Phoenix wholeheartedly becomes this broken person with a tortured mind. He takes out his anger and aggression on those he perceives as doing the wrong thing and is equally destructive towards himself. This is juxtaposed with a gruff caring man who lives with his frail mother (Judith Roberts) who wants to know when he is going to settle down with a nice woman. Made more intense by the blurred lines between dream and reality, the film was given a 7 minute standing ovation at Cannes and earned Best Screenplay for writer/director Lynne Ramsay (We Need to Talk About Kevin).

Book Club (★★★★), written and directed by Bill Holderman, is a powerhouse film featuring four veterans of the screen. Diane Keaton is dizzy Diane with two over-protective daughters and recently widowed after 40 years of marriage. Jane Fonda is determined Vivian who owns and a hotel and enjoys sex with no strings attached. Dazzling Carol (Mary Steenburgen) is trying to spice up her marriage since her husband lost interest in sex after retiring and Judge Sharon is depressed as her ex-husband has become engaged with a much younger woman.

These lifelong friends have been getting together for Book Club for over 40 years after their first book – Erica Jong’s Fear of Flying. When Vivian selects EL James’s Fifty Shades of Grey to read, these successful and financially secure women reconsider their love lives and try a series of outrageous antics to spice them up. Although a lot of the humour is around riding crops, duct tape and safe words, there is no whipping, tying up or sexy shenanigans. At an age when many would rather take a good book to bed, the film (like the book) is not just about sex but romantic fulfilment.

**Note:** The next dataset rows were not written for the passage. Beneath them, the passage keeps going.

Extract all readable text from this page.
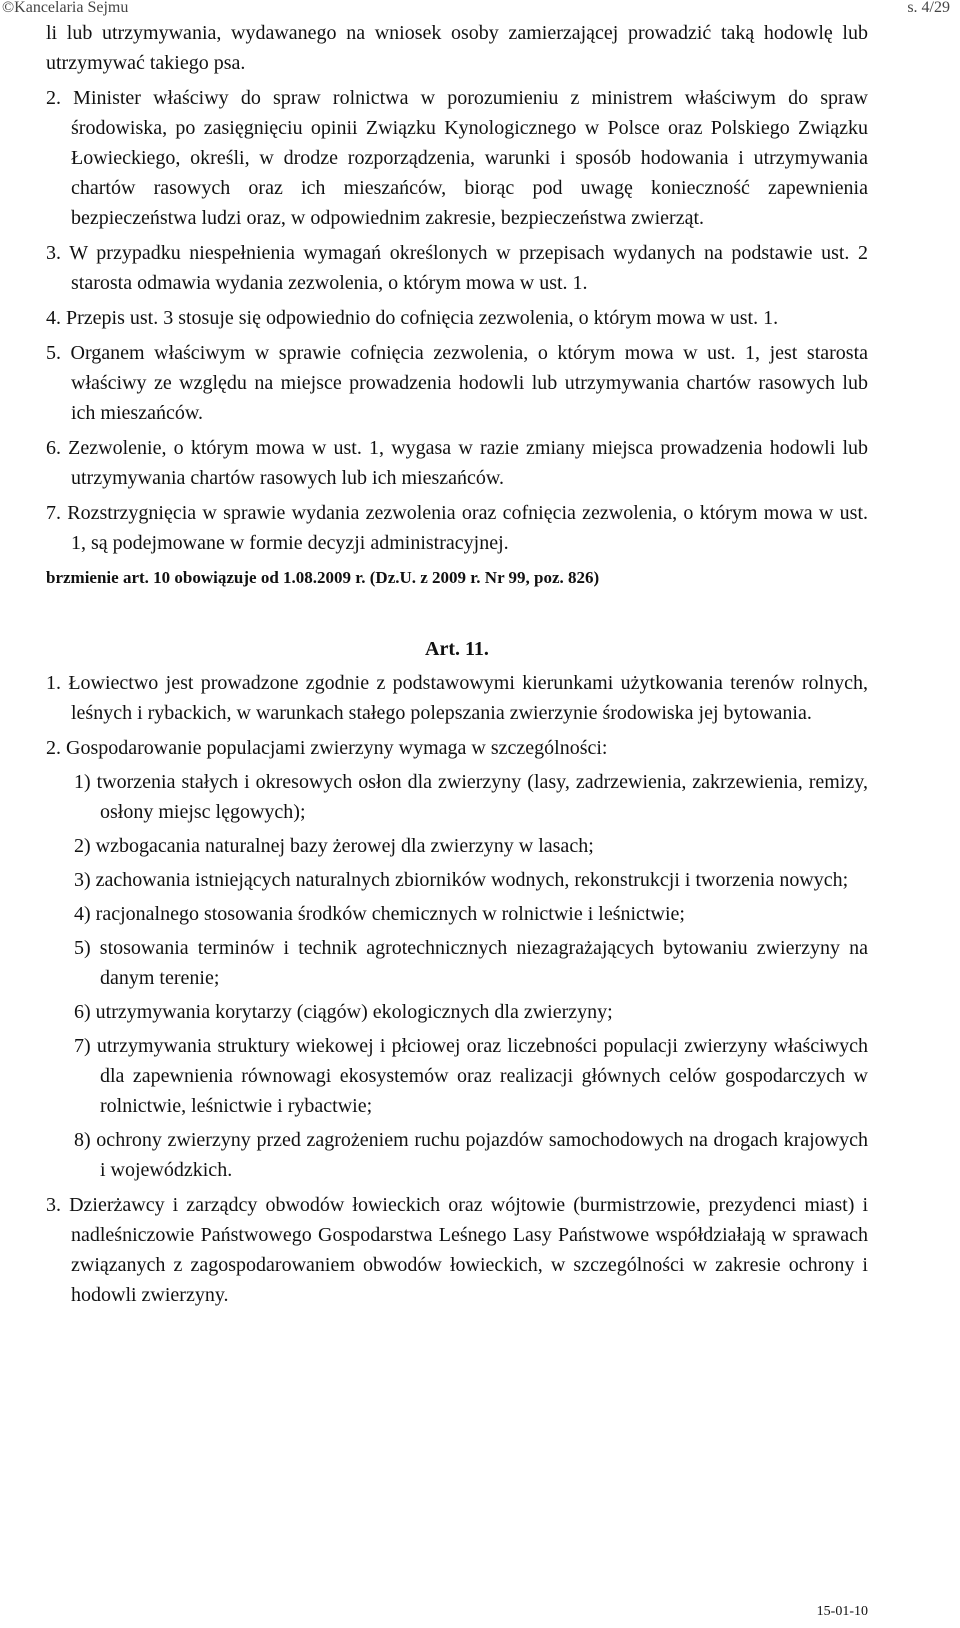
©Kancelaria Sejmu	s. 4/29

li lub utrzymywania, wydawanego na wniosek osoby zamierzającej prowadzić taką hodowlę lub utrzymywać takiego psa.

2. Minister właściwy do spraw rolnictwa w porozumieniu z ministrem właściwym do spraw środowiska, po zasięgnięciu opinii Związku Kynologicznego w Polsce oraz Polskiego Związku Łowieckiego, określi, w drodze rozporządzenia, warunki i sposób hodowania i utrzymywania chartów rasowych oraz ich mieszańców, biorąc pod uwagę konieczność zapewnienia bezpieczeństwa ludzi oraz, w odpowiednim zakresie, bezpieczeństwa zwierząt.

3. W przypadku niespełnienia wymagań określonych w przepisach wydanych na podstawie ust. 2 starosta odmawia wydania zezwolenia, o którym mowa w ust. 1.

4. Przepis ust. 3 stosuje się odpowiednio do cofnięcia zezwolenia, o którym mowa w ust. 1.

5. Organem właściwym w sprawie cofnięcia zezwolenia, o którym mowa w ust. 1, jest starosta właściwy ze względu na miejsce prowadzenia hodowli lub utrzymywania chartów rasowych lub ich mieszańców.

6. Zezwolenie, o którym mowa w ust. 1, wygasa w razie zmiany miejsca prowadzenia hodowli lub utrzymywania chartów rasowych lub ich mieszańców.

7. Rozstrzygnięcia w sprawie wydania zezwolenia oraz cofnięcia zezwolenia, o którym mowa w ust. 1, są podejmowane w formie decyzji administracyjnej.

brzmienie art. 10 obowiązuje od 1.08.2009 r. (Dz.U. z 2009 r. Nr 99, poz. 826)

Art. 11.

1. Łowiectwo jest prowadzone zgodnie z podstawowymi kierunkami użytkowania terenów rolnych, leśnych i rybackich, w warunkach stałego polepszania zwierzynie środowiska jej bytowania.

2. Gospodarowanie populacjami zwierzyny wymaga w szczególności:

1) tworzenia stałych i okresowych osłon dla zwierzyny (lasy, zadrzewienia, zakrzewienia, remizy, osłony miejsc lęgowych);

2) wzbogacania naturalnej bazy żerowej dla zwierzyny w lasach;

3) zachowania istniejących naturalnych zbiorników wodnych, rekonstrukcji i tworzenia nowych;

4) racjonalnego stosowania środków chemicznych w rolnictwie i leśnictwie;

5) stosowania terminów i technik agrotechnicznych niezagrażających bytowaniu zwierzyny na danym terenie;

6) utrzymywania korytarzy (ciągów) ekologicznych dla zwierzyny;

7) utrzymywania struktury wiekowej i płciowej oraz liczebności populacji zwierzyny właściwych dla zapewnienia równowagi ekosystemów oraz realizacji głównych celów gospodarczych w rolnictwie, leśnictwie i rybactwie;

8) ochrony zwierzyny przed zagrożeniem ruchu pojazdów samochodowych na drogach krajowych i wojewódzkich.

3. Dzierżawcy i zarządcy obwodów łowieckich oraz wójtowie (burmistrzowie, prezydenci miast) i nadleśniczowie Państwowego Gospodarstwa Leśnego Lasy Państwowe współdziałają w sprawach związanych z zagospodarowaniem obwodów łowieckich, w szczególności w zakresie ochrony i hodowli zwierzyny.

15-01-10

This entertaining and sentimental film is better served with wine. It has some hilarious scenes and it is best if you can avoid seeing the trailer for the film as most of them are in it. I just felt that these fantastic actors could have been extended and their characters less one dimensional. They could have made braver choices with regard to race and gender – and this would have really spiced things up.